Hoy va de confesiones, de confesiones que a muchos les parecerán frívolas, pero que controlan mi vida de una manera que me disgusta porque me producen tristeza y angustia. Voy a hablar de la insana relación que mantengo con el peso y con mi imagen. Cuando me preguntan sobre el tema, intento echar mano del humor y relativizar, pero la verdad es que es un tema que me hace sufrir. Llevo tantos años luchando contra los kilos que ya ni me acuerdo cuándo se inició la batalla. Ahora estoy en mi mejor momento y eso, en vez de provocarme alegría, hace que mi inquietud aumente, porque me siento obligado a no bajar la guardia, a no relajarme, a no permitirme un exceso porque entiendo que me pasará factura. Y si lo cometo, no quiero ni contar el tiempo que desperdicio luchando contra el complejo de culpa.
Recibo mensajes en mi instagram alabando mi “estilizada figura”. No dudan en preguntarme dónde y de qué me he operado, porque quieren hacer/hacerse lo mismo. El público que viene a los platós me dice: “Qué delgado estás”, y yo me tomo tanto los mensajes como esas palabras no como un halago sino como una advertencia. Para lo que ellos es un piropo para mí es un motivo de alarma porque siempre aparece una amenazadora voz en mi interior que me recuerda que vaya con cuidado, que no me pase, que si me relajo puedo volver a coger los quince kilos que he dejado atrás en año y medio. Cada vez que en plató ponen imágenes mías con esos kilos de más, tengo que apartar la vista. Soy incapaz de verlas, me avergüenzan. Mis compañeros me dicen que debería ser al contrario, que tendría que verlas y sentirme muy satisfecho de lo que he conseguido. Pero no puedo, me superan.

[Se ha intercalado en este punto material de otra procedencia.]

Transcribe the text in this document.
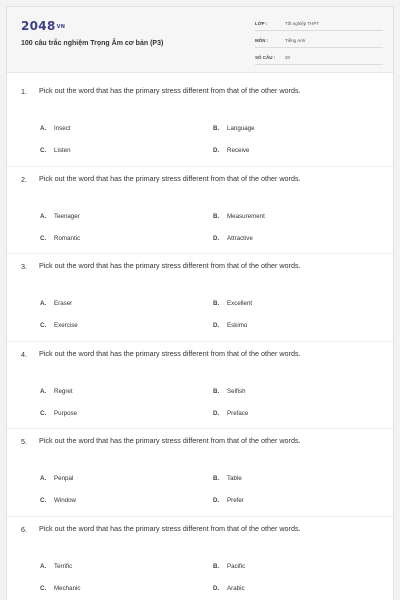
2048VN
100 câu trắc nghiệm Trọng Âm cơ bản (P3)
LỚP :	Tốt nghiệp THPT
MÔN :	Tiếng Anh
SỐ CÂU :	20
1. Pick out the word that has the primary stress different from that of the other words.

A.	Insect	B.	Language
C.	Listen	D.	Receive
2. Pick out the word that has the primary stress different from that of the other words.

A.	Teenager	B.	Measurement
C.	Romantic	D.	Attractive
3. Pick out the word that has the primary stress different from that of the other words.

A.	Eraser	B.	Excellent
C.	Exercise	D.	Eskimo
4. Pick out the word that has the primary stress different from that of the other words.

A.	Regret	B.	Selfish
C.	Purpose	D.	Preface
5. Pick out the word that has the primary stress different from that of the other words.

A.	Penpal	B.	Table
C.	Window	D.	Prefer
6. Pick out the word that has the primary stress different from that of the other words.

A.	Terrific	B.	Pacific
C.	Mechanic	D.	Arabic
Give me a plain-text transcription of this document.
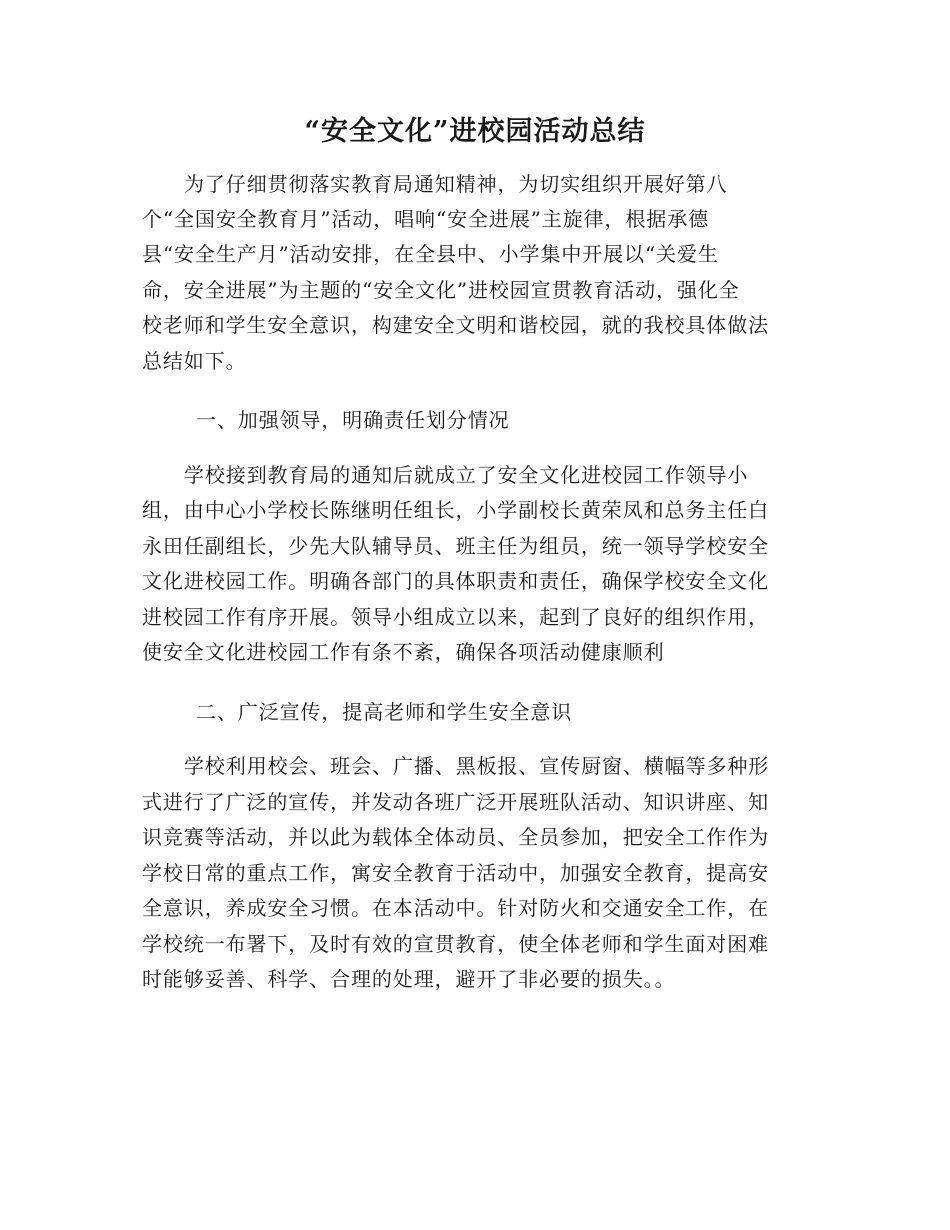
“安全文化”进校园活动总结
为了仔细贯彻落实教育局通知精神，为切实组织开展好第八
个“全国安全教育月”活动，唱响“安全进展”主旋律，根据承德
县“安全生产月”活动安排，在全县中、小学集中开展以“关爱生
命，安全进展”为主题的“安全文化”进校园宣贯教育活动，强化全
校老师和学生安全意识，构建安全文明和谐校园，就的我校具体做法
总结如下。
一、加强领导，明确责任划分情况
学校接到教育局的通知后就成立了安全文化进校园工作领导小
组，由中心小学校长陈继明任组长，小学副校长黄荣凤和总务主任白
永田任副组长，少先大队辅导员、班主任为组员，统一领导学校安全
文化进校园工作。明确各部门的具体职责和责任，确保学校安全文化
进校园工作有序开展。领导小组成立以来，起到了良好的组织作用，
使安全文化进校园工作有条不紊，确保各项活动健康顺利
二、广泛宣传，提高老师和学生安全意识
学校利用校会、班会、广播、黑板报、宣传厨窗、横幅等多种形
式进行了广泛的宣传，并发动各班广泛开展班队活动、知识讲座、知
识竞赛等活动，并以此为载体全体动员、全员参加，把安全工作作为
学校日常的重点工作，寓安全教育于活动中，加强安全教育，提高安
全意识，养成安全习惯。在本活动中。针对防火和交通安全工作，在
学校统一布署下，及时有效的宣贯教育，使全体老师和学生面对困难
时能够妥善、科学、合理的处理，避开了非必要的损失。。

En diciembre, pasé cerca de veinte días fuera de mi casa y, entre otras cosas, aprendí algo importantísimo: que no puedo estar tanto tiempo de vacaciones porque me genera ansiedad no controlar lo que como. Ir a restaurantes día sí día también y estar siempre preguntándome si lo que ingiero me va a engordar y cuánto. Despreciar esa segunda o tercera copa de vino que tanto me apetece. Suplicar que no me enseñen la carta de postres porque caeré y no me lo puedo permitir. Recuerdo que en cada hotel que recalaba pedía una báscula. Pues no la encontré en ninguno. Normal. ¿Quién en su sano juicio va a estar pesándose durante sus días de descanso? ¿Quién no se va a permitir engordar tres o cuatro kilos? Fue casi al final, en Fernando de Noronha (Brasil) cuando encontré una báscula en una farmacia. Fue como hallar un vaso de agua fen medio del desierto.
Le pedí permiso a la dependienta para pesarme con el escueto bañador que llevaba para, así, no tener que ir haciendo malabares con las matemáticas e ir descontando gramos de la camiseta, de las chanclas o del pantalón. A partir de los días siguientes, pasaba por la farmacia con cualquier excusa y aprovechaba para pesarme. No es fácil la relación con tu físico y menos si tu imagen es de dominio público. Estoy convencido de que no tendría estas comeduras de tarro si no trabajara en televisión. En el medio, he dado con gente objetivamente bellísima que vive mortificada por complejos que a los ojos de los demás parecerían una idiotez. Pero para ellos no lo son y, ante la incomprensión de la gente, sufren. Me gustaría saber dónde se aprende a llevarse bien con uno mismo, a comprenderse, a no juzgarse, a perdonarse incluso. En resumidas cuentas, a vivir sin estar continuamente examinándonos. Y si lo hacemos, que sea con nuestros ojos –que ya nos conocen y sabrán entendernos– y no con los de los demás.